If portfolio managers didn’t have enough to worry about these days, they now have more.
Micah Officer, an incoming associate professor at Loyola Marymount University’s College of Business Administration, and a team of researchers examined bankrupt companies to see what impact their troubles had on the stock prices of their customers and suppliers.
“What we found was that the impact on supplier companies was significant. Their stock prices go down 2 to 3 percent on average when one of their customers goes bankrupt. And the effect is even greater when it appears that the customer’s industry is in distress,” said Officer.
“If I am a portfolio manager during a recession (like we are in now), I have to be worried about the linkages between firms,” said Officer. “It’s not just the bankruptcy of the companies they own stock in that should worry a portfolio manager; they also have to worry about bankruptcy of the customer firms that those companies supply.
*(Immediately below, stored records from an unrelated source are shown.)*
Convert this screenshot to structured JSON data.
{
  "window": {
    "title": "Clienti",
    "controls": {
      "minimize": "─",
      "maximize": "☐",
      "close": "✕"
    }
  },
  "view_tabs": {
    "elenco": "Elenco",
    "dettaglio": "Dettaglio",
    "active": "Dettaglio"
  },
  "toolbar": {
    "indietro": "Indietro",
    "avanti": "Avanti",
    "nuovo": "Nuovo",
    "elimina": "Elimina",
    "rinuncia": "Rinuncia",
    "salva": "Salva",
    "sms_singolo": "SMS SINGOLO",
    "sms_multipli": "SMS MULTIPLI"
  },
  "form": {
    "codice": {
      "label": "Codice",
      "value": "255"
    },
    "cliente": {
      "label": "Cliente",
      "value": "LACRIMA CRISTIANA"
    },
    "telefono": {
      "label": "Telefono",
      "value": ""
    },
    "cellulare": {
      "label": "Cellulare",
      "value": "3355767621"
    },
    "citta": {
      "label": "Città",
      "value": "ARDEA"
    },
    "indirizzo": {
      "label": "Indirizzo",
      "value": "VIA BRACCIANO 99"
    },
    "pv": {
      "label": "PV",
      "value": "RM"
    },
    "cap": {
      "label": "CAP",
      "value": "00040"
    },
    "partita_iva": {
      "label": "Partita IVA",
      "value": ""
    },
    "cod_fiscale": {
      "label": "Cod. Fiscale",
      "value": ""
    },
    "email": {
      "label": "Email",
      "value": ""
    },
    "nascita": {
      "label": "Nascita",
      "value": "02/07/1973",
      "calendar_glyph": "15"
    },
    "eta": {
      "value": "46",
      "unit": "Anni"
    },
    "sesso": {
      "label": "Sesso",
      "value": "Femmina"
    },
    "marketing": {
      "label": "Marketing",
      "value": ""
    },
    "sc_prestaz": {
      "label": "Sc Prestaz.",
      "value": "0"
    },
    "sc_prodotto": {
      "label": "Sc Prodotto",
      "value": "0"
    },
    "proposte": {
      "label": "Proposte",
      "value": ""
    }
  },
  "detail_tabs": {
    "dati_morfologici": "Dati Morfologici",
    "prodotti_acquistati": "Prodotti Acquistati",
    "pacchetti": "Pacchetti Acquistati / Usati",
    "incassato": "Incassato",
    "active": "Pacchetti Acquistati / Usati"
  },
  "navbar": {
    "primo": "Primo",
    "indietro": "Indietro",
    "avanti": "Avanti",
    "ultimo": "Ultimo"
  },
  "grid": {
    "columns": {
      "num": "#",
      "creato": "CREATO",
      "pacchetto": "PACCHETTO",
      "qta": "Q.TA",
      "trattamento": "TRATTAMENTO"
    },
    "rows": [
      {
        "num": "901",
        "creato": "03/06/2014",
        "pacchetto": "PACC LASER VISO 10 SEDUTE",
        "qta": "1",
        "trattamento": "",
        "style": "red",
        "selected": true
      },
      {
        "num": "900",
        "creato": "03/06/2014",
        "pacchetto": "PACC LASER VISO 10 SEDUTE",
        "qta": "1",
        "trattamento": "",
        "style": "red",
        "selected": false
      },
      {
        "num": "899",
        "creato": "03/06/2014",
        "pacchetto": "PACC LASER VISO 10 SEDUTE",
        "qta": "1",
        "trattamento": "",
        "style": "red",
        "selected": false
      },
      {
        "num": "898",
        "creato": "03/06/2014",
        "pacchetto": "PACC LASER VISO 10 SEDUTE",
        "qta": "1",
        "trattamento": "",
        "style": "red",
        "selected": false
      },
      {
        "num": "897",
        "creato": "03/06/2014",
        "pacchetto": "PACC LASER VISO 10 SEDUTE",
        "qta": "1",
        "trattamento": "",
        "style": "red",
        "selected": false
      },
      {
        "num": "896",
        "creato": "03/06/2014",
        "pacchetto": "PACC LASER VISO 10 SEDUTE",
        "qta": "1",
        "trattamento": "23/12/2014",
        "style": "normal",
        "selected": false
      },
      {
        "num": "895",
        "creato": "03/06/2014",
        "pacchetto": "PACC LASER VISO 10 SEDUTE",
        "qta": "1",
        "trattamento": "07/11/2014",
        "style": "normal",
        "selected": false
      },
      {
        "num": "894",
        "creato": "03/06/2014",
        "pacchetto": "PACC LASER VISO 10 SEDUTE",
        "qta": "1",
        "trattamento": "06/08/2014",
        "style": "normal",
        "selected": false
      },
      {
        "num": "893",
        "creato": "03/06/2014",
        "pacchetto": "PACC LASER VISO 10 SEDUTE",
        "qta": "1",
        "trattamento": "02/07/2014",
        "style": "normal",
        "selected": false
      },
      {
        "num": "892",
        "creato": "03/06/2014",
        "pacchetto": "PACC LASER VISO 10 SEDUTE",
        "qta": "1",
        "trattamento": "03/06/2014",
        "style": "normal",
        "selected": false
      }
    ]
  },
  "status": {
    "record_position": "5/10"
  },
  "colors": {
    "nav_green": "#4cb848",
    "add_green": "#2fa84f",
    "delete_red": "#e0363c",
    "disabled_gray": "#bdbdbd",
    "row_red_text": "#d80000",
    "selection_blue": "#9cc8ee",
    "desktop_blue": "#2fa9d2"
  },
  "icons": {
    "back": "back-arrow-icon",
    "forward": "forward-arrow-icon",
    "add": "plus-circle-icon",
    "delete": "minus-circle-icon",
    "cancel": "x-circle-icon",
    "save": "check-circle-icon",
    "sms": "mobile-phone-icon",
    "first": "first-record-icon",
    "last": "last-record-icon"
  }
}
The default of a customer can affect a supplier very dramatically.”
The paper, “Inter-Firm Linkages and the Wealth Effects of Financial Distress Along the Supply Chain,” was published in the Journal of Financial Economics, whose readers voted it the best research paper of 2008 in the asset pricing category and awarded it the 2009 Fama-DFA Prize; one of the highest honors in finance.
Dennis Draper, dean of CBA, said,” We are happy to welcome an outstanding professor and researcher to our faculty.”
Officer specializes in corporate finance and corporate governance issues, including capital structure, dividend policy, corporate governance, stockholder voting rights and the contractual features of merger agreements. He has published articles in Journal of Financial Economics, Journal of Finance, Journal of Business and Journal of Corporate Finance.
He earned a Bachelor of Commerce degree from the University of Auckland, New Zealand, and an M.S. and Ph.D. from the University of Rochester in New York. He joins the College of Business Administration in the Department of Finance after eight years at USC.